Assignment 8, Solutions

Part of the homework for 22C:50, Spring 2003
by Douglas W. Jones
THE UNIVERSITY OF IOWA Department of Computer Science

Homework

Do problem 4 from the end of Chapter 11 (1 point each).

a) 7200 RPM is 120 revolutions per second, and we can transfer data at 555,000,000 bits per second. Therefore, there are 555,000,000/120 bits per revolution or 4,625,000 bits per revolution. Divide this by 8 to get 578,000 bytes per revolution. Since you can read exactly one track in one revolution, there must be 578 bytes per unformatted track.

b) If we take a 512-byte sector with a 3-byte epilogue and a 13-byte prologue, that means the actual sector size is 528 bytes. This suggests that there might be 1094 sectors per track. More likely, it's something close to 1024!

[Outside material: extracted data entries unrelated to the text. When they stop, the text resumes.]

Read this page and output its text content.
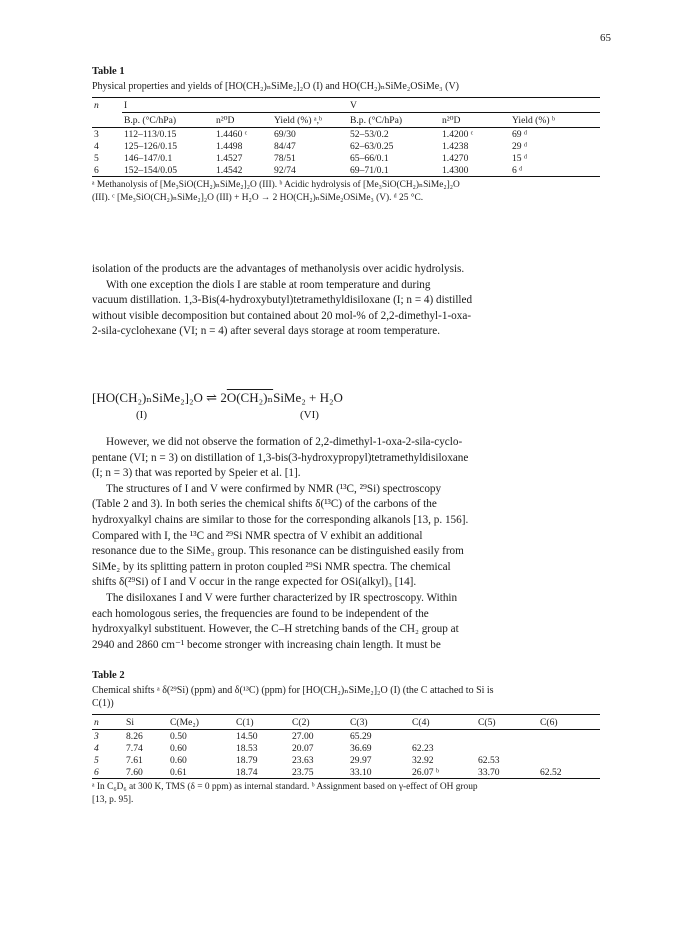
65
Table 1
Physical properties and yields of [HO(CH₂)ₙSiMe₂]₂O (I) and HO(CH₂)ₙSiMe₂OSiMe₃ (V)
n	I			V		
	B.p. (°C/hPa)	n²⁰D	Yield (%) ᵃ,ᵇ	B.p. (°C/hPa)	n²⁰D	Yield (%) ᵇ
3	112–113/0.15	1.4460 ᶜ	69/30	52–53/0.2	1.4200 ᶜ	69 ᵈ
4	125–126/0.15	1.4498	84/47	62–63/0.25	1.4238	29 ᵈ
5	146–147/0.1	1.4527	78/51	65–66/0.1	1.4270	15 ᵈ
6	152–154/0.05	1.4542	92/74	69–71/0.1	1.4300	6 ᵈ
ᵃ Methanolysis of [Me₃SiO(CH₂)ₙSiMe₂]₂O (III). ᵇ Acidic hydrolysis of [Me₃SiO(CH₂)ₙSiMe₂]₂O
(III). ᶜ [Me₃SiO(CH₂)ₙSiMe₂]₂O (III) + H₂O → 2 HO(CH₂)ₙSiMe₂OSiMe₃ (V). ᵈ 25 °C.

isolation of the products are the advantages of methanolysis over acidic hydrolysis.

With one exception the diols I are stable at room temperature and during

vacuum distillation. 1,3-Bis(4-hydroxybutyl)tetramethyldisiloxane (I; n = 4) distilled

without visible decomposition but contained about 20 mol-% of 2,2-dimethyl-1-oxa-

2-sila-cyclohexane (VI; n = 4) after several days storage at room temperature.

[HO(CH₂)ₙSiMe₂]₂O ⇌ 2O(CH₂)ₙSiMe₂ + H₂O
(I)	(VI)

However, we did not observe the formation of 2,2-dimethyl-1-oxa-2-sila-cyclo-

pentane (VI; n = 3) on distillation of 1,3-bis(3-hydroxypropyl)tetramethyldisiloxane

(I; n = 3) that was reported by Speier et al. [1].

The structures of I and V were confirmed by NMR (¹³C, ²⁹Si) spectroscopy

(Table 2 and 3). In both series the chemical shifts δ(¹³C) of the carbons of the

hydroxyalkyl chains are similar to those for the corresponding alkanols [13, p. 156].

Compared with I, the ¹³C and ²⁹Si NMR spectra of V exhibit an additional

resonance due to the SiMe₃ group. This resonance can be distinguished easily from

SiMe₂ by its splitting pattern in proton coupled ²⁹Si NMR spectra. The chemical

shifts δ(²⁹Si) of I and V occur in the range expected for OSi(alkyl)₃ [14].

The disiloxanes I and V were further characterized by IR spectroscopy. Within

each homologous series, the frequencies are found to be independent of the

hydroxyalkyl substituent. However, the C–H stretching bands of the CH₂ group at

2940 and 2860 cm⁻¹ become stronger with increasing chain length. It must be

Table 2
Chemical shifts ᵃ δ(²⁹Si) (ppm) and δ(¹³C) (ppm) for [HO(CH₂)ₙSiMe₂]₂O (I) (the C attached to Si is
C(1))
n	Si	C(Me₂)	C(1)	C(2)	C(3)	C(4)	C(5)	C(6)
3	8.26	0.50	14.50	27.00	65.29			
4	7.74	0.60	18.53	20.07	36.69	62.23		
5	7.61	0.60	18.79	23.63	29.97	32.92	62.53	
6	7.60	0.61	18.74	23.75	33.10	26.07 ᵇ	33.70	62.52
ᵃ In C₆D₆ at 300 K, TMS (δ = 0 ppm) as internal standard. ᵇ Assignment based on γ-effect of OH group
[13, p. 95].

c) The advertised rotational latency time of 4.16 milliseconds suggests that it takes 8.32 milliseconds for one revolution. 1000 milliseconds (one second) divided by 8.32 gives us 120.2 revolutions per second. This is consistant with the advertised 120 revolutions per second (some decimal places were probably discarded from the 8.32 figure).

Do problem 6 from the end of Chapter 11 (1 point each).

            0 0 0 0 -- no error
            0 0 0 1 -- disk not mounted
          * 0 0 1 0 -- disk not up to speed  (ERRNOSPIN)
            0 0 1 1 -- no such cylinder
            0 1 0 0 -- no such surface
            0 1 0 1 -- no such sector
            0 1 1 0 -- byte count larger than sector size
          * 1 0 0 0 -- formatting error      (ERRFORMAT)
          * 1 0 0 1 -- parity error          (ERRPARITY)

The starred error conditions might go away spontaneously if we wait a bit and retry the read or write attempt. The motor might manage to get the disk up to the required speed, and the formatting or parity error might have been caused by a transient problem such as a grain of dust or a bit of static electricity. All the others are unlikely to be corrected by a quick retry.

	void diskread( char * buffer, int len, int cyl, int surf, int sect )
	{
	    int trycount;
	    int error;
	    for (;;) {
		/* first set up all the disk addressing registers */
		diskaddress( buffer, len, cyl, surf, sect );

		/* then issue the read command */
		outp( DISKCON, ON | READ );

		/* finally wait for the operation to complete */
		waitdiskdone();

		error = inp( DISKSTAT ) & ERRMSK;

		trycount ++;
		if (trycount > 3)    break;
		
		if (error == ERRNOSPIN) continue;
		if (error == ERRFORMAT) continue;
		if (error == ERRPARITY) continue;
		break;
	    }
	}

Do problem 11 from the end of Chapter 11 (1 point each).

The critical section involves enabling interrupts for the disk interrupt service routine. These interrupts might have been left disabled if the output queue was empty. If they were left disabled, the interrupt service routine cannot interrupt this critical section, so it is not a problem.

If, on the other hand, the output interrupts were already enabled, then one of the following lines in the interrupt service routine might get executed:

		outp( DISKCON, WRITE + ON + IE )
		outp( DISKCON, READ + ON + IE );
		outp( DISKCON, IDLE + ON );

The risk here is that the diskread routine gets the old contents of the disk control register, changes just one bit, the IE bit, and then writes it back. If a disk interrupt occurs at any time after diskread reads the DISKCON register and before it restores the DISKCON register, the result will be that the new command written by the disk interrupt service routine will be overwritten by the value diskread saves. This could turn a read into a write or a write into a read!

Do problem 13 from the end of Chapter 11 (1 point each).

In the order given:
(1,2) start
(2,5) moves out 1, skip 4 requires 1 extra rev
(4,10) moves out 2, skip 6 requires 1 extra rev
(5,14) moves out 1, skip 4 requires 1 extra rev
(1,6) moves in 4, finish 1 rev skip 8 requires 1 extra rev
(3,11) moves out 2, skip 6 requires 1 extra rev

So, we take 5 extra revolutions plus 1 and 10/16 revolutions, or 6 10/16; the fractional part comes from the last minus the first sector number, plus one, all modulo sectors per track.

The best order is something like:
(1,2) start
(1,6) moves 0
(2,5) moves out 1, finish 1 rev, skip 4 requires no extra rev
(3,11) moves out 1, skip 4 requires no extra rev
(4,10) moves out 1, finish 2 revs, skip 4 requires no extra rev
(5,14) moves out 1, skip 4 requires 1 extra rev

This takes 3 full revolutions plus 13/16.